How to read an orienteering map

30 September, 2022

winter activities

If you grew up enjoying treasure hunts and cross country running, you would love orienteering! It is a fast-growing sport nowadays, with its own international governing organisation and with many international tournaments annually. The cool thing for orienteering novices is that you can actually show up for some events with just an intermediate understanding of the mechanics or the maps. So if you are looking for fun things to do in Adelaide, this is your sign!

Compared to many sports, all orienteering events have a starter/beginner and an intermediate course or at least have an event that caters to beginners. It is said that if you locate a certain animal just by interpreting a zoo map, then you are good to join orienteering.

Read on to know more about how to read an orienteering map.

First of all, it is important to know about the scale of a map. The scale is of course very useful since a lot of detail and accuracy can be squeezed into a single document. So note that while some bush walking maps can reduce a square kilometre to a centimetre on paper, an orienteering map is more “zoomed in.”

Contours: Another way that orienteering maps provide helpful details is through gradual contour changes. Contour lines sometimes appear brown and squiggly, some forming wavy patterns that suggest the gradient, slope, or topography of the land. This is critical detail as the distance between a contour line to the next can sometimes be a 5-meter inclined (or downhill) walk. Keep this in mind as you and your group decide on how to tackle obstacles en route to control points.

Here is a helpful list of colour codes and their corresponding features:
Brown: topography-related features. Contours, knolls, depressions, pits
Blue: water forms
Black: Rocky features or man-made structures such as tracks, buildings, fences, roads, powerlines
White: forested area that allows running
Yellow/Orange: open, grassland
Green: forested area with a cover too difficult to run across
Olive Green: permanently off-limits, such as private property
Purple Stripes: temporarily off-limits

Knowledge of the above colours will be critical as the orienteer can then plan the optimal route choice, or make changes to the plan.

Symbols: One of the key elements in an orienteering map is the symbols representing real-world structures and features. You do not have to learn all the symbols in one go. You learn more as you join different courses in the future and get to see more maps.

For example:
The Man-Made structures (the X or O) can actually represent many things. An orienteer needs to prepare that it may turn out to be a park bench, wastebasket, or an important sign.

Courses: See how this orienteering course is shown on a map in magenta lines. The start is marked by an X inside the triangle, the controls are right in the centre of each circle (which are numbered), and lastly, the finishing point is within the two double circles.

The order in which you complete an Orienteering course can vary. In the case of the Line event, participants need to accomplish the course in a designated order by “checking in on” the first control (which is 1), then on to 2, then to 3, etc. Control circles here are linked by guiding lines but you may opt not to run along the lines and instead you may pick your own route choice.

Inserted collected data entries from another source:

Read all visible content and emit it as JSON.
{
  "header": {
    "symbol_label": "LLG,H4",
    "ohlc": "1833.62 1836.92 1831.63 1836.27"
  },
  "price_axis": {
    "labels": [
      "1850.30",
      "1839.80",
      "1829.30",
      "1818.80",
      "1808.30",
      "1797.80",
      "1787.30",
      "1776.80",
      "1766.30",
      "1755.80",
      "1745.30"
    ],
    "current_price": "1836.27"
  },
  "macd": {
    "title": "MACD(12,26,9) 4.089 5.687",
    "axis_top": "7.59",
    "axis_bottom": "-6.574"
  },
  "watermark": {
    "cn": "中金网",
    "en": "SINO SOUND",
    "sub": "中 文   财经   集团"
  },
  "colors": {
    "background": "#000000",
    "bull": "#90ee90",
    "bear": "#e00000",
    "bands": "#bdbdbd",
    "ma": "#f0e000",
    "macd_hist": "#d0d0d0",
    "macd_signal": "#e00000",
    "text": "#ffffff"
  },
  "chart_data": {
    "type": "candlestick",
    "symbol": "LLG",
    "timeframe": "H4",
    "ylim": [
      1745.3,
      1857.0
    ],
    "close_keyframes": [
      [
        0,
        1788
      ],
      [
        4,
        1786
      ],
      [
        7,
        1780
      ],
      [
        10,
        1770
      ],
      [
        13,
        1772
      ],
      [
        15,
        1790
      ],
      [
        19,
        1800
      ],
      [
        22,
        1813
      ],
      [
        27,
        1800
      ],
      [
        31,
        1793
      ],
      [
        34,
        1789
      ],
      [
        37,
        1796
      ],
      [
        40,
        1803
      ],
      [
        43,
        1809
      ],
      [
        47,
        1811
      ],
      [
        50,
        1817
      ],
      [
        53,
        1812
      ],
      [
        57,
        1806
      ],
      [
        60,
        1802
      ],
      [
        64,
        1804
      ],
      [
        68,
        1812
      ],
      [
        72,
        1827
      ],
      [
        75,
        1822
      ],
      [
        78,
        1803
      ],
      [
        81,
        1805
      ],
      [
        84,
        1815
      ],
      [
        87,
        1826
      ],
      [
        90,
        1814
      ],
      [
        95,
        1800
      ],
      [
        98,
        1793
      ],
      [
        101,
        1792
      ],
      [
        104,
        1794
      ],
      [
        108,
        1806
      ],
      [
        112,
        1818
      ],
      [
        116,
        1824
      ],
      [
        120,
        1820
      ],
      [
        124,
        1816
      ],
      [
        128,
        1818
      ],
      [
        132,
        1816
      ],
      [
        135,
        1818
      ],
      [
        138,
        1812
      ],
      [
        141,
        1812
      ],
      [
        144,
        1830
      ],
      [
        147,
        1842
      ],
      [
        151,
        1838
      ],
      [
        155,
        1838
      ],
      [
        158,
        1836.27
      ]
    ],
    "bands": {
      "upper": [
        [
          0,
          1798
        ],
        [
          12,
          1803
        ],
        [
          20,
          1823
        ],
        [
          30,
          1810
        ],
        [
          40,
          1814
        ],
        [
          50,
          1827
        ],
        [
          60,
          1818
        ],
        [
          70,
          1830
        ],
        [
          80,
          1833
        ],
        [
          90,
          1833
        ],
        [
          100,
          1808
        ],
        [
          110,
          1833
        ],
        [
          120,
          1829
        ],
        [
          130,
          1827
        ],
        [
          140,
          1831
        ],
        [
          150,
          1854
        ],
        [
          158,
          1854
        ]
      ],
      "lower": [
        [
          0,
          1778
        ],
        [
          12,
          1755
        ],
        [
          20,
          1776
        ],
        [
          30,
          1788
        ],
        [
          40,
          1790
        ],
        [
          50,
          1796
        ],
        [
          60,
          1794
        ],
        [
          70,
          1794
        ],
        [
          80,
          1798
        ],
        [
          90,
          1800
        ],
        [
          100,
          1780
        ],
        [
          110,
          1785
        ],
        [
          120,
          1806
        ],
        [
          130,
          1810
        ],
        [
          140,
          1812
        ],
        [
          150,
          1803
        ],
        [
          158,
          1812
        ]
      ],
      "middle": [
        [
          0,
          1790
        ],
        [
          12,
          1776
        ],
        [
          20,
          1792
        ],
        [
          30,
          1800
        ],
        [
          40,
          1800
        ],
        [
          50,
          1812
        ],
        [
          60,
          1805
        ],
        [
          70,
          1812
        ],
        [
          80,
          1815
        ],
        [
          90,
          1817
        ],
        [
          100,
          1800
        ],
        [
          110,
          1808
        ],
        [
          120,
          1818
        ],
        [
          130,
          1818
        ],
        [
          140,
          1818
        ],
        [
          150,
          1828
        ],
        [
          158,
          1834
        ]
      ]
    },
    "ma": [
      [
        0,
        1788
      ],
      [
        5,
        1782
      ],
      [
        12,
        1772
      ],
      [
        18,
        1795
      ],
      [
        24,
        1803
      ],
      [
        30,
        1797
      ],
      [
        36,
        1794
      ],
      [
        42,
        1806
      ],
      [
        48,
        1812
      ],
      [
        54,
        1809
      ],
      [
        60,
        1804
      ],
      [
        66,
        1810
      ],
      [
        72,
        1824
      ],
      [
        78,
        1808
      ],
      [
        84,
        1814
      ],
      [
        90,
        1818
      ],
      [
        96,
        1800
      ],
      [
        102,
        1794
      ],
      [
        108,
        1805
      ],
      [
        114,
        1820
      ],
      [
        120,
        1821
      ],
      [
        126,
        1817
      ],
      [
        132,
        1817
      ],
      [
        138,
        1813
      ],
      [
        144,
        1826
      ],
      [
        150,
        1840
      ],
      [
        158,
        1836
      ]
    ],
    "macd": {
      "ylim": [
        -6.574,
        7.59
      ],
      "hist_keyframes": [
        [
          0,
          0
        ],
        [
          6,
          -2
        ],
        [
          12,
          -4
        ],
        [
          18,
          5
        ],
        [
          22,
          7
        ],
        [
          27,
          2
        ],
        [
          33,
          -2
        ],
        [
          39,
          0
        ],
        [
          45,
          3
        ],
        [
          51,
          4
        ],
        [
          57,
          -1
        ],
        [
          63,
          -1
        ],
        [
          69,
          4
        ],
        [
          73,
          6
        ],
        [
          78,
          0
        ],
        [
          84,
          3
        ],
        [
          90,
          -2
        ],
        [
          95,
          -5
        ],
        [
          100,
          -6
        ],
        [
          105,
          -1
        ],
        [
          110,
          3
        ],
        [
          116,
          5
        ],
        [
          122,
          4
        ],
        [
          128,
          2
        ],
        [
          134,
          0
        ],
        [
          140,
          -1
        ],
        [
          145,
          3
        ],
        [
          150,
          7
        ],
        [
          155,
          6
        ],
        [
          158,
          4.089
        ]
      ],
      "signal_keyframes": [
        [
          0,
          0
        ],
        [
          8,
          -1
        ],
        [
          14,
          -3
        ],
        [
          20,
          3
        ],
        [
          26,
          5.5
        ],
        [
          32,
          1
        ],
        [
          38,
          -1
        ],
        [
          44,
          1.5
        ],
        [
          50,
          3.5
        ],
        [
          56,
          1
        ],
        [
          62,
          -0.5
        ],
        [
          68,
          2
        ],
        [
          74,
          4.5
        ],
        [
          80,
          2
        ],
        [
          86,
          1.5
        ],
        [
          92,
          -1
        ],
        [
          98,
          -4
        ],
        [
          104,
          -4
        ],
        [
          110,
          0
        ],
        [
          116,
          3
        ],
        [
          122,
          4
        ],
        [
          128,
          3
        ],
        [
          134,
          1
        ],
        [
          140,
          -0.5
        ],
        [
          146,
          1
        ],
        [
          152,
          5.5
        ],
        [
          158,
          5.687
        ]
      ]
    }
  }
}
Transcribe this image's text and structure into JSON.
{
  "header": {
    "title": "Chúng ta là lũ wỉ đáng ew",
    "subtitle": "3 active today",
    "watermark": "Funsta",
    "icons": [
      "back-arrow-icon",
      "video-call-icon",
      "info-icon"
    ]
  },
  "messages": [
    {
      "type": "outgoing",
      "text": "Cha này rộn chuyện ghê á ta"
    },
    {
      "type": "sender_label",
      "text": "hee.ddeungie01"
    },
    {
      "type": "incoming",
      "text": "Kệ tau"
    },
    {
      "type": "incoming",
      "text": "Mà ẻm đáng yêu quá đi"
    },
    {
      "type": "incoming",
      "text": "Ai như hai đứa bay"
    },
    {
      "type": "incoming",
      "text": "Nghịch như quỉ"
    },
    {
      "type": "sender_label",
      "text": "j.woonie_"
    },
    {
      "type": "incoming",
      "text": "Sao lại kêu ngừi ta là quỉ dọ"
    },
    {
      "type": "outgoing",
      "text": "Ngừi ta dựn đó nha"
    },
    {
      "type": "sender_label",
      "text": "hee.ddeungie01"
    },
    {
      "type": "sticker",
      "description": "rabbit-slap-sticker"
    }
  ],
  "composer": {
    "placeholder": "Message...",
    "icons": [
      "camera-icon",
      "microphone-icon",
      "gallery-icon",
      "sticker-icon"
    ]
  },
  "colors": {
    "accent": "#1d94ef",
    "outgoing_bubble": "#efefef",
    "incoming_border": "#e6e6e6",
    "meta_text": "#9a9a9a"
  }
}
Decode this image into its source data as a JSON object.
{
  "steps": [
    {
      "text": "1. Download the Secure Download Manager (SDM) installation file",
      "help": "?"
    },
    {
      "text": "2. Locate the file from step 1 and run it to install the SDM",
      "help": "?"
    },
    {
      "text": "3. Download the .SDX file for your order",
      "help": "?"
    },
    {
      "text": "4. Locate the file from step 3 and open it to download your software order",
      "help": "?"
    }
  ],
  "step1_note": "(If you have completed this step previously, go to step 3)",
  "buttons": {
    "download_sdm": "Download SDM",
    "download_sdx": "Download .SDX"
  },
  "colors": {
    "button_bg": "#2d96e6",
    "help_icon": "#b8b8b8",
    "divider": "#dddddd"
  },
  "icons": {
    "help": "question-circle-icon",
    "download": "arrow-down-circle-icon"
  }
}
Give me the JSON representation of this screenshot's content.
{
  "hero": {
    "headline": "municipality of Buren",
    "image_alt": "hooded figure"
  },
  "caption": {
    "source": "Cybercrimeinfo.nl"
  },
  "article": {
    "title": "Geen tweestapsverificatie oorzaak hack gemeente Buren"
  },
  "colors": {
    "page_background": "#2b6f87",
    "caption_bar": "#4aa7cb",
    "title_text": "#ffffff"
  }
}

As for a Score event, participants tackle controls in any order they want, provided they check in on the controls as soon as possible.

A Scatter course is roughly similar, with participants needing to pass through as many controls as the time limit allows.

Control Descriptions: Control descriptions may seem as if they were invented yesterday, but they’re all serious business, and in fact follow international standards.

Control descriptions try to provide helpful details, so they not only have 1 or 2 but have eight columns variably packed with information for each. The first two columns happen to contain the most important data and are the quickest to absorb. These first two have numbers. The first column may show what order to follow in finding the controls (if required to do so). The second column indicates the number-marking printed on the real-world control. So in case, the marking for the second column is not the same as the control you ought to look up, then you need to run double-time to the correct control!

The seventh column also has important information. This column informs you on which area of a certain geographic feature the control is located. Fortunately, the symbols for this column are intuitive to learn, as well as helpful.

Expect some challenges in the case of the rest of the columns. But mastering control description markings and symbols and committing them to memory is part and parcel of orienteering. For now, focus on finishing an orienteering course with the help of the first two columns. You would eventually learn about the other columns over time.

Orienteering is an excellent activity for young and old, completed in teams or solo. Add orienteering to your list of what to do in Adelaide with the family!